Florida who have had their right to vote compromised no doubt affecting the 25 electoral votes in this historic election. If leadership is one of the most important qualities of being president, then let’s hope Messrs. Bush and Gore take pause and demonstrate that there is something much more important at stake here than the brass ring. Cooler heads must prevail. 


David Olson 





The abuse of 19,000 ballots in Palm Beach County requires a re-vote of the Presidential race in that county. The next President’s ability to govern will be greatly hindered if the election is decided by voting irregularities in Florida. 

A re-vote could be avoided if the 19,000 ballots with double votes for President were counted toward the one major candidate included in the double vote. 


Bruce Joffe 






I’d suggest the proper federal body call a run-off election by around mid December and get on with getting on.  

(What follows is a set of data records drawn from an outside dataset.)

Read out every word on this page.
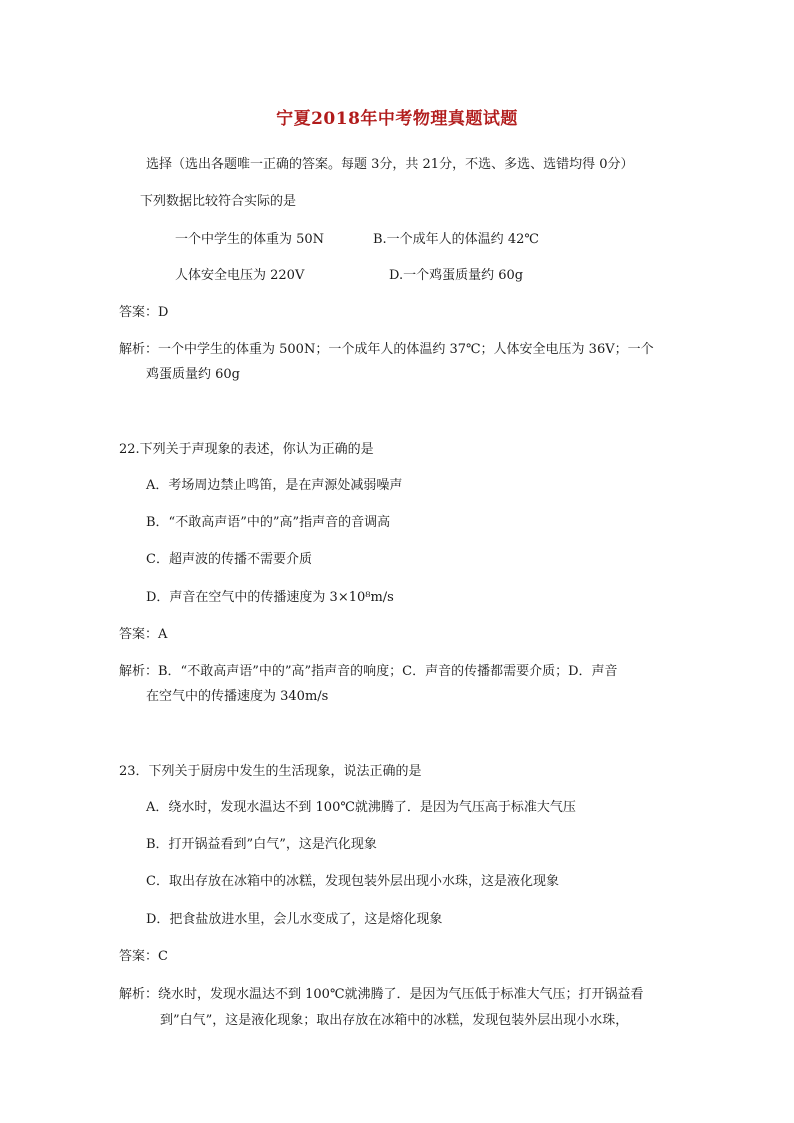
宁夏2018年中考物理真题试题
选择（选出各题唯一正确的答案。每题 3分，共 21分，不选、多选、选错均得 0分）
下列数据比较符合实际的是
一个中学生的体重为 50N	B.一个成年人的体温约 42℃
人体安全电压为 220V	D.一个鸡蛋质量约 60g
答案：D
解析：一个中学生的体重为 500N；一个成年人的体温约 37℃；人体安全电压为 36V；一个
鸡蛋质量约 60g
22.下列关于声现象的表述，你认为正确的是
A．考场周边禁止鸣笛，是在声源处减弱噪声
B．“不敢高声语”中的”高”指声音的音调高
C．超声波的传播不需要介质
D．声音在空气中的传播速度为 3×10⁸m/s
答案：A
解析：B．“不敢高声语”中的”高”指声音的响度；C．声音的传播都需要介质；D．声音
在空气中的传播速度为 340m/s
23．下列关于厨房中发生的生活现象，说法正确的是
A．绕水时，发现水温达不到 100℃就沸腾了．是因为气压高于标准大气压
B．打开锅益看到”白气”，这是汽化现象
C．取出存放在冰箱中的冰糕，发现包装外层出现小水珠，这是液化现象
D．把食盐放进水里，会儿水变成了，这是熔化现象
答案：C
解析：绕水时，发现水温达不到 100℃就沸腾了．是因为气压低于标准大气压；打开锅益看
到”白气”，这是液化现象；取出存放在冰箱中的冰糕，发现包装外层出现小水珠，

Most people thought, “gee, isn’t it one person one vote in this country?” Never mind! We don’t have enough time, this time, to get rid of the electoral college good and proper, so.... Do a run off under the present laws. And on with life! 

But, having gone through part of what we are going through now and many of us leery of going through the rest of it and giving it to our children, let’s also call for a Continental Congress to look eyeball to eyeball at the changes the world has gone through in our dear nation and around the planet.  

Maybe in due deliberation, around 2003. There, we would almost certainly get rid of the Electoral College. Then we might like to extend rights to animals and plants in our extended Bill of Rights, recognizing how tenuous thousands of species very existence has become, add a Bill of Responsibilities mentioning “the seventh generation” idea from our first peoples as if our descendants will have rights, and check into proper political response to other things about today’s world that are definitely way different from the good-start semi-democracy of the “Founding Fathers.”  

This time maybe we could call it the “Refounding Parents.” I’m sure other people have a few ideas for some reassessments in the face of very different times.